Fire destroys most of ancient Tibetan town of Dukezong in Shangri-la

Blaze destroys hundreds of buildings in 1,300-year-old settlement

PUBLISHED : Saturday, 11 January, 2014, 1:42pm
UPDATED : Sunday, 12 January, 2014, 4:21pm

A blaze that raged for nearly 10 hours has destroyed most of a 1,300-year-old Tibetan town in Shangri-la, in Yunnan province.

Hundreds of buildings, including one with monument status dating to the early 17th century, were destroyed in the fire which began early yesterday in Dukezong Ancient Town.

No injuries were reported but at least 1,000 people were evacuated. The cost of the damage was initially put at more than 100 million yuan (HK$128 million).

"My entire 10-year-old guest house with 47 beds was burned to ashes," said guest-house owner Zhou Peng. "This is the biggest fire we have ever seen. There were at least six gas-tank explosions."

The fire broke out at 1.30am and was brought under control by 11am, CCTV reported.
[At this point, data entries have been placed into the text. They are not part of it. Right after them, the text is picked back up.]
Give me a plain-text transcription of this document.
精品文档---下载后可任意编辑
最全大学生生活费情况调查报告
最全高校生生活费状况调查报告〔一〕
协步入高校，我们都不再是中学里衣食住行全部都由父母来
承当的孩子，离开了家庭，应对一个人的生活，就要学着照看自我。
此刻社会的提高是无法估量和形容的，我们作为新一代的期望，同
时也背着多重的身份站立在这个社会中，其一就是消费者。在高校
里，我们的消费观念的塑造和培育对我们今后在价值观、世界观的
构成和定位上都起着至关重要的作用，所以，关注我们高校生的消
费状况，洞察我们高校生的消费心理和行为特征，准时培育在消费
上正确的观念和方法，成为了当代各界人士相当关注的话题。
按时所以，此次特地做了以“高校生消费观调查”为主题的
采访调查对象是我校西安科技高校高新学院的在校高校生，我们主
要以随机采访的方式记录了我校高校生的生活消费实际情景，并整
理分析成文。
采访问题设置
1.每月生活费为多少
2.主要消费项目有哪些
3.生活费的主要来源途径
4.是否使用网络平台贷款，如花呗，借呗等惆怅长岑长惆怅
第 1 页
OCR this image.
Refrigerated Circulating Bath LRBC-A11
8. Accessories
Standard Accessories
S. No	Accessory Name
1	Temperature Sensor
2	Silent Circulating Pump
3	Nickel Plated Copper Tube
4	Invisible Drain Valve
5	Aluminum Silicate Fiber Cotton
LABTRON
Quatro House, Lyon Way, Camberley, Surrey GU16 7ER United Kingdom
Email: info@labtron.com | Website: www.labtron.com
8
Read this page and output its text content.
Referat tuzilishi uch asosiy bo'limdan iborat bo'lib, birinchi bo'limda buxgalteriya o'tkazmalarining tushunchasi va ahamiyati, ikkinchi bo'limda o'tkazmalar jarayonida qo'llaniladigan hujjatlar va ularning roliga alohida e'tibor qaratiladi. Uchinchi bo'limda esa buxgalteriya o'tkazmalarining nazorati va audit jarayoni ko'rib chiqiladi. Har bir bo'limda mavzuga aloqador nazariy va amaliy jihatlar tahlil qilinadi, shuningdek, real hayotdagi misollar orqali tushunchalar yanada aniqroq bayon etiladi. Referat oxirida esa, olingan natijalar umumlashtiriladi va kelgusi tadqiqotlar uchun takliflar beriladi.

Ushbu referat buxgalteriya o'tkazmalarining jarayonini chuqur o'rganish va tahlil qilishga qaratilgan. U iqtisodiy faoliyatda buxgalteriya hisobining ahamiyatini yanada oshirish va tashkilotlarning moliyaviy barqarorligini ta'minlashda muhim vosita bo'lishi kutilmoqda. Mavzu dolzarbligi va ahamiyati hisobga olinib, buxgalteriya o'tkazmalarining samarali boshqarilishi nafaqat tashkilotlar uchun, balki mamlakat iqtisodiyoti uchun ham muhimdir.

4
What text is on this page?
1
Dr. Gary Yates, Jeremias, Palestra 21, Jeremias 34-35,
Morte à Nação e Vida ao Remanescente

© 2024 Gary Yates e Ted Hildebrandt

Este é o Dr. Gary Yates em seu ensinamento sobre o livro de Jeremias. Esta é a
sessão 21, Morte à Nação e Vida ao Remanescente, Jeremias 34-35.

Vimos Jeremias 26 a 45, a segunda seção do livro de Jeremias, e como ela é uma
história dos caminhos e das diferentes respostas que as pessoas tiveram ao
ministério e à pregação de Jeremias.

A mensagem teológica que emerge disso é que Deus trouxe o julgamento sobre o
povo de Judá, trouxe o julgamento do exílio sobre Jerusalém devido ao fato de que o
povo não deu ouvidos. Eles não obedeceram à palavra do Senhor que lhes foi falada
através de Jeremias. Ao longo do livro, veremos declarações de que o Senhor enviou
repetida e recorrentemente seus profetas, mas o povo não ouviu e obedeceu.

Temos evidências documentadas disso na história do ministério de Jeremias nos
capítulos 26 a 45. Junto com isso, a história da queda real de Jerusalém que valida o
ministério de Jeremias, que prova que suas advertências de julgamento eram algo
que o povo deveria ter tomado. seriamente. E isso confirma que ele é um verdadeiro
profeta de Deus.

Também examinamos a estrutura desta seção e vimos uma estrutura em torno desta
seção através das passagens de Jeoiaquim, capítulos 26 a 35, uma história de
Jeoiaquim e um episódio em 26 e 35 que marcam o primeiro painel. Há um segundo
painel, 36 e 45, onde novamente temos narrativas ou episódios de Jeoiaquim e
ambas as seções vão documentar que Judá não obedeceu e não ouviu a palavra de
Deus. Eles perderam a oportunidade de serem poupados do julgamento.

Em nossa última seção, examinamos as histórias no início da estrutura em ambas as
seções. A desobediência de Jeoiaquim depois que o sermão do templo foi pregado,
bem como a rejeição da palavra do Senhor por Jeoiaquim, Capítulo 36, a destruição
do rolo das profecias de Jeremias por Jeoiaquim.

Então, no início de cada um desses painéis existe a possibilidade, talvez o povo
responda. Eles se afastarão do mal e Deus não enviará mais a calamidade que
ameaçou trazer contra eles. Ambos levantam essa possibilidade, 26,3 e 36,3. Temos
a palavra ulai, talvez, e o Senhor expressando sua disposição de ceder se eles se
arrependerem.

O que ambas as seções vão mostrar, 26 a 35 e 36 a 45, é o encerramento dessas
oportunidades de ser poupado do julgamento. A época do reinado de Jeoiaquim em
Firefighters struggled to navigate the area's narrow streets and find water for their hoses. The town had only one water tank, with a supply of just 800 tonnes. That was exhausted after 10 minutes. The next nearest source was 1.5 kilometres away. Sub-zero temperatures froze the fire engines' water. Winds fanned the flames.

Locals estimated that more than 70 per cent of Dukezong was destroyed, including the town's central Sifang Street and a white Tibetan prayer tower.

The fire began at the Ruyi guest house, next to the prayer tower. It spread west. Two houses with monument status were destroyed, one of which was 379 years old, CCTV said.

The flames stopped 30 metres short of a a guest house owned by Sangjee Yangzom.

"Many firefighters are still trying to cool the burned debris because strong winds are bringing back the fire. We are also busy removing gas tanks from restaurants and continue to dump water everywhere," she said.

Dukezong, which means "town of the moon" in Tibetan, was built during the Tang dynasty. It became a landmark on the ancient Tea Horse Road, sometimes called the southern Silk Road. Its traditional dwellings have become tourist attractions.

Zhou said: "We hope whoever is responsible for the fire will take responsibility and that the government will give compensation."

Police secured the area as authorities investigated the cause. More than 2,000 firefighters, soldiers, police, officials and volunteers responded to the fire.

On Thursday, in Sichuan province, a blaze broke out at the Serthar, or Larung Gar, Institute, one of the largest Tibetan Buddhist institutes in the world and home to 10,000 monks and nuns. There were conflicting reports about damage.